O ex-presidente do Brasil Michel Temer propôs na quarta-feira a realização de um referendo para votar a mudança para um regime semipresidencialista, durante as eleições presidenciais de 2022.
Presente em Portugal para o Fórum Jurídico de Lisboa, Temer esteve reunido com Marcelo Rebelo de Sousa na terça-feira, com quem discutiu essa sua proposta de mudança do regime político no Brasil.
Pandemia
Collor ainda criticou o momento pandêmico em que a CPI foi instalada no Senado brasileiro e avaliou que tudo não passou de um esquema para atingir o Presidente da República e fazê-lo passar por um processo de destituição.
Em causa está uma Comissão Parlamentar de Inquérito (CPI), que ao longo de seis meses investigou alegadas falhas e omissões do executivo na gestão da pandemia, e que concluiu que Bolsonaro cometeu nove delitos, entre eles prevaricação, crime de responsabilidade ou crimes contra a humanidade.
“A CPI da pandemia foi criada com um único objetivo: No começo era velado, depois ficou desvelado, e esse objetivo era o de atingir o Presidente da República e de criar condições para levá-lo a um afastamento do cargo, e isso ela acabou não conseguindo”, disse.
A versão final do relatório da CPI, com 1.279 páginas, contém 80 pedidos de indiciamento: dois contra empresas que firmaram contratos com o Ministério da Saúde (a Precisa Medicamentos e a VTCLog) e 78 contra pessoas, entre o próprio chefe de Estado, ministros e ex-ministros do atual Governo, deputados, empresários, médicos, funcionários públicos, um governador, entre outros.
“O Brasil é já hoje o segundo país do mundo em vacinação, em números proporcionais à sua população. Já ultrapassamos (…) os Estados Unidos. Isso demonstra que, apesar dos atropelos iniciais, próprios do enfrentamento de uma pandemia que nunca ninguém tinha ouvido falar, e que pegou o mundo desprevenido, incluindo a OMS, o Brasil teve um atropelo natural, como vários outros países, mas finalmente conseguiu sair da crise mais aguada e hoje damos mostras de que a pandemia, se Deus permitir, está nos deixando”, acrescentou.
Eleições
O ex-presidente brasileiro também desvalorizou as sondagens que dão a vitória eleitoral de 2022 a Lula da Silva, mas avaliou que o antigo mandatário e o atual chefe de Estado, Jair Bolsonaro, “triturarão” qualquer outro candidato no primeiro turno.

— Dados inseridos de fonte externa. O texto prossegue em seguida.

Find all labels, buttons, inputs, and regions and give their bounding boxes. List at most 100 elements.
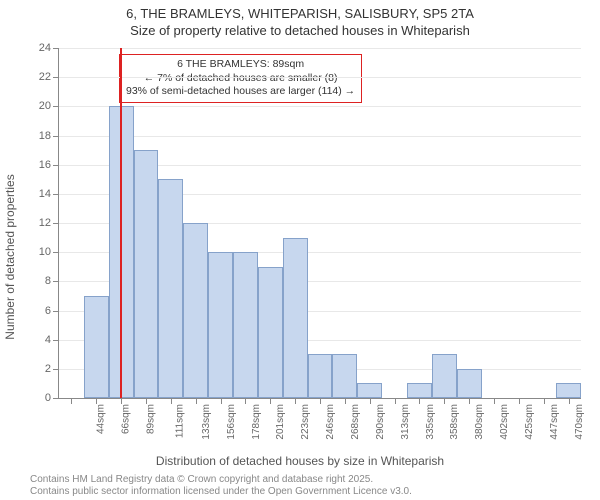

“Não acho que haverá uma terceira via, porque o ambiente político no Brasil está muito polarizado e como em qualquer outro lugar, quando existem dois candidatos polarizando a eleição, fortes e com forte apelo popular, como é o caso do Presidente Bolsonaro e do ex-presidente Lula, as candidaturas que estiverem nesse meio tendem a ser trituradas na fricção da polarização. Quem estiver nesse meio esfarela-se. Não sobrevive”, disse.
“Então, não acredito que um candidato de terceira via tenha condições. Acho que a eleição será favorável ao Presidente Bolsonaro, mas quem disputará com ele será o ex-presidente Lula”, acrescentou Collor.
“Essas sondagens são muito volúveis e eu vejo isso por mim. Na eleição da qual eu participei, e a qual foi disputada por 22 candidatos, em 1989, nessa época eu estava em penúltimo ou último lugar (as sondagens), e acabei saindo vitorioso da eleição. Acho que ainda é muito cedo para avaliarmos a consistência dessas pesquisas”, declarou.
Questionado se voltará a apoiar Bolsonaro no próximo ano, Collor, o primeiro Presidente eleito diretamente por voto popular na “nova República”, é firme em assumir que o atual presidente poderá contar com o seu voto, por ser uma pessoa “séria, honesta e correta”, e nem mesmo os cerca 140 pedidos de destituição que o capitão do Exército acumula demovem a sua confiança.